The evolution of women in society is also represented by Flo's character development throughout the story. The first half of the story depict Flo as a young innocent bride that is a victim to a “gray-haired man” with “strong white teeth”. When Flo returns to her childhood home five year later, she has had to learn about men, the power imbalance to women, and the role of marriage. Flo is no longer a victim and has grown the strength to break free from her marriage and confront her mother. Flo's youth and innocence has disappeared, and this transformation is marked by her change in appearance.

While Flo details the horrors of her marriage, her mother remarks that if only she would have had a child, then Flo may have been happier. However Flo states that this would have been her last straw to carry his child inside of her. This has been interpreted by many scholars as an illusion to a possible abortion that Flo may have obtained. Abortion was criminalized in 1803 and thus covert and secretive in nature. Flo was trapped in a marriage and her duties included submitting to her husband's every sexual need. This story paints abortion as a byproduct of marriage abuse during this time period and as a woman's last line of defense from their continued victimization.
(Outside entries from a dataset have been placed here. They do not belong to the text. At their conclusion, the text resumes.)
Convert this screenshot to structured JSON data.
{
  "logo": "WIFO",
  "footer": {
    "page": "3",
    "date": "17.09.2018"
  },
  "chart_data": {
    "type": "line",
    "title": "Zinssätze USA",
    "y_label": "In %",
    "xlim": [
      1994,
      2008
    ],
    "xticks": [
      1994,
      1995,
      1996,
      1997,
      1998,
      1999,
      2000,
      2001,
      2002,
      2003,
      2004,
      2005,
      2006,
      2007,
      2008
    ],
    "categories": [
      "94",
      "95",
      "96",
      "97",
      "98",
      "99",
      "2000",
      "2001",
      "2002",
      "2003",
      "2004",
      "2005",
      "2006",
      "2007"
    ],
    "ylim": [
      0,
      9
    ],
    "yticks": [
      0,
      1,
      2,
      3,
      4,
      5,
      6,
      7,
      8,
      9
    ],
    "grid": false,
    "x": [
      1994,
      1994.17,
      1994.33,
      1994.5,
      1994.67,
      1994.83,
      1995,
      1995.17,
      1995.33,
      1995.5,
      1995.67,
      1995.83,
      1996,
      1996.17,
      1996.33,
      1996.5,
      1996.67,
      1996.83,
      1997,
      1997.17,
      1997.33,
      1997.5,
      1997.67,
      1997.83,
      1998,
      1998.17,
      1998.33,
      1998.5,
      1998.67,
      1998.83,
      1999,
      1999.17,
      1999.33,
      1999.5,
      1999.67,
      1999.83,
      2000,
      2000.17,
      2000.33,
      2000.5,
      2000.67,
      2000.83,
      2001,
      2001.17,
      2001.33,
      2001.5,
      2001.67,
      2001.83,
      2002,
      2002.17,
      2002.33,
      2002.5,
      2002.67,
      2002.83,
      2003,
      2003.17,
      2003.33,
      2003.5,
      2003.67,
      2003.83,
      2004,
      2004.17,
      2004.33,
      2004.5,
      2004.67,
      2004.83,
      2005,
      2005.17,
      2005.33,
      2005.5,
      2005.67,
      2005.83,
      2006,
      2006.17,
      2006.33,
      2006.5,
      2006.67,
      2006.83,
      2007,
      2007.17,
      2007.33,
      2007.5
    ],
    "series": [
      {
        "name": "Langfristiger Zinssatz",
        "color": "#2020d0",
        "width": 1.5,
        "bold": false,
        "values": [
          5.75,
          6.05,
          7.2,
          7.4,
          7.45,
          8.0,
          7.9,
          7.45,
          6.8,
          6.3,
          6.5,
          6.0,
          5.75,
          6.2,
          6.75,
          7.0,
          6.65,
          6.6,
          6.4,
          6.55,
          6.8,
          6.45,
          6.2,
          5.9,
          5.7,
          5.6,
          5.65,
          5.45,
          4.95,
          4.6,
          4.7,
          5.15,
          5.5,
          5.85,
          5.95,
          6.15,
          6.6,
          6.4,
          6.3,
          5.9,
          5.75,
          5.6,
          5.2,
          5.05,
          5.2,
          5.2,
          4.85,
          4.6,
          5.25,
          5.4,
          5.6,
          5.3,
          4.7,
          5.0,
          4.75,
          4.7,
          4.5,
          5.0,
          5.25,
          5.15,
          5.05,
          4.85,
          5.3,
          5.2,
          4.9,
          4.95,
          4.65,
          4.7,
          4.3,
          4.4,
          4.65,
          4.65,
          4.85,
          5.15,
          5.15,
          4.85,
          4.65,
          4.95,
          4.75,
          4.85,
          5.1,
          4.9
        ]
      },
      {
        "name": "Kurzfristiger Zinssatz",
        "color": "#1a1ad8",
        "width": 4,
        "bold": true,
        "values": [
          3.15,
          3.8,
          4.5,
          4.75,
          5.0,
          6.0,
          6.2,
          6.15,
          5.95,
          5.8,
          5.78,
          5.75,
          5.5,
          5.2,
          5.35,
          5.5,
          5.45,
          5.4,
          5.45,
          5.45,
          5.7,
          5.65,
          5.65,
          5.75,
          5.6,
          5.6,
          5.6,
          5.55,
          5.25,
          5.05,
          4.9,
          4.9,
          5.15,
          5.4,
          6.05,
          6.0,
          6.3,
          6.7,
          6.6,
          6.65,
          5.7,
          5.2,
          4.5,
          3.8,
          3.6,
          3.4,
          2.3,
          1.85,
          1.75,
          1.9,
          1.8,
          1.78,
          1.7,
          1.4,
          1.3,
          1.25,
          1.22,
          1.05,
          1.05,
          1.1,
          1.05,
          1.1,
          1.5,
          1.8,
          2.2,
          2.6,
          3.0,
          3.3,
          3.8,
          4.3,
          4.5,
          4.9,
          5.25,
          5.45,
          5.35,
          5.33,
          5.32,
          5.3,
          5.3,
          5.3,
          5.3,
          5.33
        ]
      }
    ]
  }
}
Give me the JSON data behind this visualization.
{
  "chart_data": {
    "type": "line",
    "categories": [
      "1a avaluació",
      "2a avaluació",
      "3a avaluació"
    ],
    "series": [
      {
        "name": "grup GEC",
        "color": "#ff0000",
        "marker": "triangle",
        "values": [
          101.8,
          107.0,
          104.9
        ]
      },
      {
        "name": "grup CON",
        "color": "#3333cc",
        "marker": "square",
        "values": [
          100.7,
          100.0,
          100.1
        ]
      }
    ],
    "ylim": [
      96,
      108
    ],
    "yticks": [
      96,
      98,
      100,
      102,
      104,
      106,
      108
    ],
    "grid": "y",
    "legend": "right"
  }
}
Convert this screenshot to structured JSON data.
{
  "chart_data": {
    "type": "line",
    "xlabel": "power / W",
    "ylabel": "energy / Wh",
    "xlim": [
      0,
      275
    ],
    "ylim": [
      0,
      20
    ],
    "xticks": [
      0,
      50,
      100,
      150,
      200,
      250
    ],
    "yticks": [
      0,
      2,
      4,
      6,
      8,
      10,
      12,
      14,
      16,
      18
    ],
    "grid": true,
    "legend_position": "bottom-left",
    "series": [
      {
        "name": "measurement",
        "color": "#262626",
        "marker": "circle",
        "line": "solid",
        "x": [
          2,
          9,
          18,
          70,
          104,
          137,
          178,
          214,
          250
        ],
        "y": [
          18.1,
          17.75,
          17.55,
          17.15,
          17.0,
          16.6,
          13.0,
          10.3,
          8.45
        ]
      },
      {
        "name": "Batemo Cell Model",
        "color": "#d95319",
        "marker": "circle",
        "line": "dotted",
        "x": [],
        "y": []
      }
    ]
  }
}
Flo's decision to confront her mother and blame her for her marriage abuse represents some of the rage of the New Women movement. Flo states that “whatever of misery is in the whole matter rests solely and entirely with you mother”. At first glance, Flo angry towards her mother may seem misplace; however this is a common critique of New Women authors. They place blame on women for aiding in the continued oppression of women by mothers molding their daughters into willing victims for the social norm of unequal position of marriage often ripe with abuse.